Bio
Born in Thessaloniki, Kostas Yiavis earned a bachelor's degree in English and a master's in critical theory at the University of Thessaloniki before moving to Cambridge for a master's in medieval and Renaissance Literature, and a PhD in Greek literature. He then went to the United States where he taught Modern Greek language and literature at Cornell, served a post-doctoral stint at Princeton, and was a Byzantine Fellow at Harvard’s Dumbarton Oaks. He returned to Europe as a Visiting Professor of Modern Greek in Hamburg where he had been a Humboldt Fellow. Earlier in 2014 he took up the post of Ἐπίκουρος Καθηγητής (Assistant/early Associate Professor) of Modern Greek and Comparative Literature at the Faculty of Greek in Thessaloniki.

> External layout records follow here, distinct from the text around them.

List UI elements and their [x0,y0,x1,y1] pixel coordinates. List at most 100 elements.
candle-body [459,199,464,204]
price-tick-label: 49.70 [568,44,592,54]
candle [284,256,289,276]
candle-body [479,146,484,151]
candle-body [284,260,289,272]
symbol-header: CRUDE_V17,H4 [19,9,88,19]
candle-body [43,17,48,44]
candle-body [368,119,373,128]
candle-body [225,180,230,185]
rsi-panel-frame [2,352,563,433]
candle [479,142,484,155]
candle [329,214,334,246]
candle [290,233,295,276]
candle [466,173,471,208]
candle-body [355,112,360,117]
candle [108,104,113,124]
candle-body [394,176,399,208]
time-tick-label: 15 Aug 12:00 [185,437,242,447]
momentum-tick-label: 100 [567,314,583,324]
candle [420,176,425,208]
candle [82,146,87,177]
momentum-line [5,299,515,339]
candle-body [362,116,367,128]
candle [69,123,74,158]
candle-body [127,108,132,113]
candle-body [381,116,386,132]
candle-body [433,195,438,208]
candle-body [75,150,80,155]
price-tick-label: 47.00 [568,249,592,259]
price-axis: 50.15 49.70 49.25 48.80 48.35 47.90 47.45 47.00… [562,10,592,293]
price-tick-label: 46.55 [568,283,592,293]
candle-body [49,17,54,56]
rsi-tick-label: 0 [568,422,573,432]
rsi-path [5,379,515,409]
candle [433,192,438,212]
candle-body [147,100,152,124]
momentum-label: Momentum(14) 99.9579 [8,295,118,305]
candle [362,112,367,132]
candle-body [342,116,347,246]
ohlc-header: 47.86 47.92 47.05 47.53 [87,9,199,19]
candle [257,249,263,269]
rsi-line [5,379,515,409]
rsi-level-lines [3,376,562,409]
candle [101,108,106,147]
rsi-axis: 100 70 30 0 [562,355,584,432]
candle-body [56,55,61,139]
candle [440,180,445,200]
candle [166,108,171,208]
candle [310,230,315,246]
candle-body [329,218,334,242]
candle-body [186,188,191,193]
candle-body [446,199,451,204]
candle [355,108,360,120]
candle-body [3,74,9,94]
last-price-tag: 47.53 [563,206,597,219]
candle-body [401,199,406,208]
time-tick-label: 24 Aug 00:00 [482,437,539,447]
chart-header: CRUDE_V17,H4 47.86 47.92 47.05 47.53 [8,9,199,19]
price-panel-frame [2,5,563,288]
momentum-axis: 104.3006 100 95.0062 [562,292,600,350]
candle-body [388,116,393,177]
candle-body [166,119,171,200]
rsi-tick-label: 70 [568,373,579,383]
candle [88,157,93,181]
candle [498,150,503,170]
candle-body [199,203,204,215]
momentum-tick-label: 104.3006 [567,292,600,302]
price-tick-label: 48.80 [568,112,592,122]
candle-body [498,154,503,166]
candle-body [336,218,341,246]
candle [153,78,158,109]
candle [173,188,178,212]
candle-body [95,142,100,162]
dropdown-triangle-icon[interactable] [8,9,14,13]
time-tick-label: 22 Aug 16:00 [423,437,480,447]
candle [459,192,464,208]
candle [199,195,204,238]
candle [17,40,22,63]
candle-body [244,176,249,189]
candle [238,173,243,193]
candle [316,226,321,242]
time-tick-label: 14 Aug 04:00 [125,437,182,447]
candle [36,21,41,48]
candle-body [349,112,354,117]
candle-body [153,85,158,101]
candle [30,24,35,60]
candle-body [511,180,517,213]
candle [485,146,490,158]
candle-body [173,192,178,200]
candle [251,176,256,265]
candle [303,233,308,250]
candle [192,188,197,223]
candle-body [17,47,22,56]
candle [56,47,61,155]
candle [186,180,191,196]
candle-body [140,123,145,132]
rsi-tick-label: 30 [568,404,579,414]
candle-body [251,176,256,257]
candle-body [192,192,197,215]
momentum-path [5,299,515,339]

Yiavis is a literary critic with interest in all expressions of Greek from the Middle Ages to the present. Much of his initial work explored areas which are central to Greek and European literature, especially in early modernity. His first book, a critical edition of Imperios and Margarona, sought to integrate early Modern Greek romance with the Western European, Mediterranean and Near Eastern traditions. It made the case that cultural exchange was the unacknowledged norm during the long emergence into Greek modernity.
Yiavis's current research emphasises not only the impact of the Greek thought world, and the (largely uncharted) external influences it has absorbed, but also the tensions within the Western and Eastern traditions. Yiavis is interested in the revolutionary cultural changes that energize what we usually call periods. He sees literature as an integral part of cultural history, combined with political culture, collective identities and the history of ideas.
For many years Yiavis was the review editor of the Anglo-Hellenic Review. He is a strong believer in civic responsibility, has a keen interest in public policy, and is a supporter of the boards and advisory councils of a number of think tanks.